Deze inkomsten vallen onder de inkomsten uit overige werkzaamheden, ook wel de inkomsten met beperkt winstbegrip, en zijn belastbaar (in box 1). Daarnaast administreert hij alle uitgaven, die met de met de verwerving van het inkomen (= met de uitoefening van het ambt) te maken hebben. Dus: de daadwerkelijk gemaakte kosten voor vervoer, telefoon, vakliteratuur, studie, representatie, administratie, de inrichting van een bureau, verhuizing en studieverlof.

Deze kosten zijn aftrekbaar, als ze met bewijsstukken gestaafd kunnen worden. Jaarlijks wordt van alle inkomsten en uitgaven een resultatenrekening opgesteld. Daarnaast wordt een balans opgesteld voor de zaken, die in
de vorm van afschrijving in de resultatenrekening voorkomen, bij voorbeeld afschrijving van een toga, computer, laptop, fiets, auto en kantoorinrichting.
Voor de belastingen zal de pseudo-ondernemer-predikant, die een ambtswoning bewoont, ook de waarde van het genot daarvan moeten opgeven, de bijtelling van de bedrijfswoning, oftewel de pastorie.

De bijtelling vanwege het vrij wonen in de ambtswoning/ pastorie

Vanaf 1 januari 2001 past de Belastingdienst voor pseudo-ondernemers die een pastorie bewonen een bijtelling toe die gebaseerd is op de WOZ-waarde van de pastorie. Bijgeteld moet worden een jaarlijks vast te stellen percentage van de WOZ-waarde van de pastorie (2020: 1,55%, 2021: 1,45 %) tot een jaarlijks vast te stellen maximum. Afgetrokken mag blijven worden de ingehouden woonbijdrage.
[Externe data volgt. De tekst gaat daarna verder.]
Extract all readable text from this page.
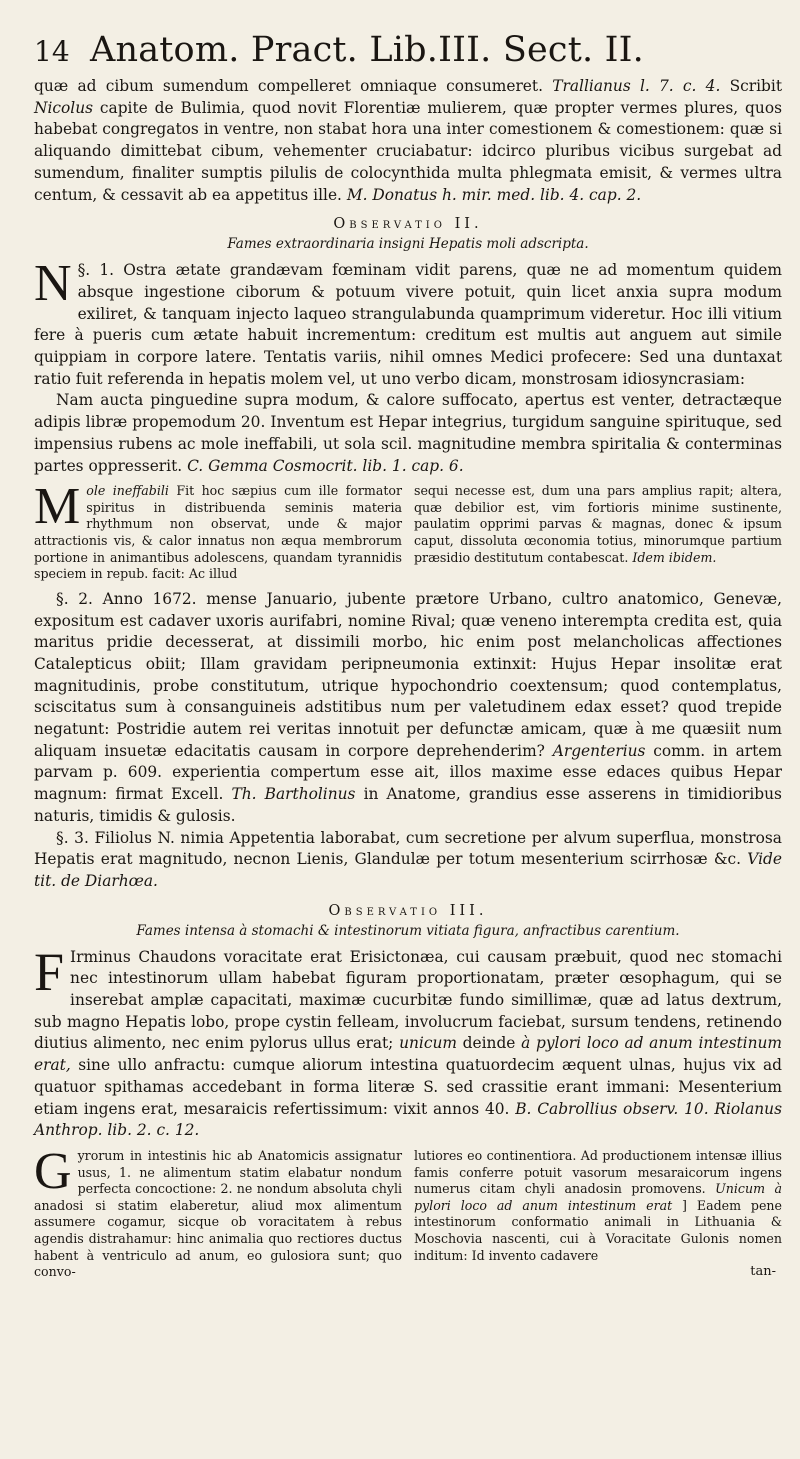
14 Anatom. Pract. Lib.III. Sect. II.

quæ ad cibum sumendum compelleret omniaque consumeret. Trallianus l. 7. c. 4. Scribit Nicolus capite de Bulimia, quod novit Florentiæ mulierem, quæ propter vermes plures, quos habebat congregatos in ventre, non stabat hora una inter comestionem & comestionem: quæ si aliquando dimittebat cibum, vehementer cruciabatur: idcirco pluribus vicibus surgebat ad sumendum, finaliter sumptis pilulis de colocynthida multa phlegmata emisit, & vermes ultra centum, & cessavit ab ea appetitus ille. M. Donatus h. mir. med. lib. 4. cap. 2.

Observatio II.
Fames extraordinaria insigni Hepatis moli adscripta.

§. 1.
N	Ostra ætate grandævam fœminam vidit parens, quæ ne ad momentum quidem absque ingestione ciborum & potuum vivere potuit, quin licet anxia supra modum exiliret, & tanquam injecto laqueo strangulabunda quamprimum videretur. Hoc illi vitium fere à pueris cum ætate habuit incrementum: creditum est multis aut anguem aut simile quippiam in corpore latere. Tentatis variis, nihil omnes Medici profecere: Sed una duntaxat ratio fuit referenda in hepatis molem vel, ut uno verbo dicam, monstrosam idiosyncrasiam:

Nam aucta pinguedine supra modum, & calore suffocato, apertus est venter, detractæque adipis libræ propemodum 20. Inventum est Hepar integrius, turgidum sanguine spirituque, sed impensius rubens ac mole ineffabili, ut sola scil. magnitudine membra spiritalia & conterminas partes oppresserit. C. Gemma Cosmocrit. lib. 1. cap. 6.

M ole ineffabili Fit hoc sæpius cum ille formator spiritus in distribuenda seminis materia rhythmum non observat, unde & major attractionis vis, & calor innatus non æqua membrorum portione in animantibus adolescens, quandam tyrannidis speciem in repub. facit: Ac illud
sequi necesse est, dum una pars amplius rapit; altera, quæ debilior est, vim fortioris minime sustinente, paulatim opprimi parvas & magnas, donec & ipsum caput, dissoluta œconomia totius, minorumque partium præsidio destitutum contabescat. Idem ibidem.

§. 2. Anno 1672. mense Januario, jubente prætore Urbano, cultro anatomico, Genevæ, expositum est cadaver uxoris aurifabri, nomine Rival; quæ veneno interempta credita est, quia maritus pridie decesserat, at dissimili morbo, hic enim post melancholicas affectiones Catalepticus obiit; Illam gravidam peripneumonia extinxit: Hujus Hepar insolitæ erat magnitudinis, probe constitutum, utrique hypochondrio coextensum; quod contemplatus, sciscitatus sum à consanguineis adstitibus num per valetudinem edax esset? quod trepide negatunt: Postridie autem rei veritas innotuit per defunctæ amicam, quæ à me quæsiit num aliquam insuetæ edacitatis causam in corpore deprehenderim? Argenterius comm. in artem parvam p. 609. experientia compertum esse ait, illos maxime esse edaces quibus Hepar magnum: firmat Excell. Th. Bartholinus in Anatome, grandius esse asserens in timidioribus naturis, timidis & gulosis.

§. 3. Filiolus N. nimia Appetentia laborabat, cum secretione per alvum superflua, monstrosa Hepatis erat magnitudo, necnon Lienis, Glandulæ per totum mesenterium scirrhosæ &c. Vide tit. de Diarhœa.

Observatio III.
Fames intensa à stomachi & intestinorum vitiata figura, anfractibus carentium.

F Irminus Chaudons voracitate erat Erisictonæa, cui causam præbuit, quod nec stomachi nec intestinorum ullam habebat figuram proportionatam, præter œsophagum, qui se inserebat amplæ capacitati, maximæ cucurbitæ fundo simillimæ, quæ ad latus dextrum, sub magno Hepatis lobo, prope cystin felleam, involucrum faciebat, sursum tendens, retinendo diutius alimento, nec enim pylorus ullus erat; unicum deinde à pylori loco ad anum intestinum erat, sine ullo anfractu: cumque aliorum intestina quatuordecim æquent ulnas, hujus vix ad quatuor spithamas accedebant in forma literæ S. sed crassitie erant immani: Mesenterium etiam ingens erat, mesaraicis refertissimum: vixit annos 40. B. Cabrollius observ. 10. Riolanus Anthrop. lib. 2. c. 12.

G yrorum in intestinis hic ab Anatomicis assignatur usus, 1. ne alimentum statim elabatur nondum perfecta concoctione: 2. ne nondum absoluta chyli anadosi si statim elaberetur, aliud mox alimentum assumere cogamur, sicque ob voracitatem à rebus agendis distrahamur: hinc animalia quo rectiores ductus habent à ventriculo ad anum, eo gulosiora sunt; quo convo-
lutiores eo continentiora. Ad productionem intensæ illius famis conferre potuit vasorum mesaraicorum ingens numerus citam chyli anadosin promovens. Unicum à pylori loco ad anum intestinum erat ] Eadem pene intestinorum conformatio animali in Lithuania & Moschovia nascenti, cui à Voracitate Gulonis nomen inditum: Id invento cadavere
tan-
Vanaf 1 januari 2003 geldt voor de pseudowerknemer predikant de volgende regeling. Bijgeteld moet worden 18% van het voor de predikant op jaarbasis geldende traktement bij een fulltime aanstelling. Het traktement is de som van het basistraktement, de periodieke verhogingen, de vakantietoeslag en de eindejaarsuitkering. Afgetrokken mag worden de ingehouden woonbijdrage.
Als de predikant kan aantonen dat de bijtelling van 18% aanmerkelijk hoger (minstens 25%) is dan de economische huurwaarde van de ambtswoning, dan kan hij bij de belastingdienst een beschikking aanvragen tot vaststelling van een lagere besparingswaarde. Als die wordt verstrekt, is dat de basis voor de opgave. Deze laatste situatie zal zich naar verwachting niet vaak voordoen.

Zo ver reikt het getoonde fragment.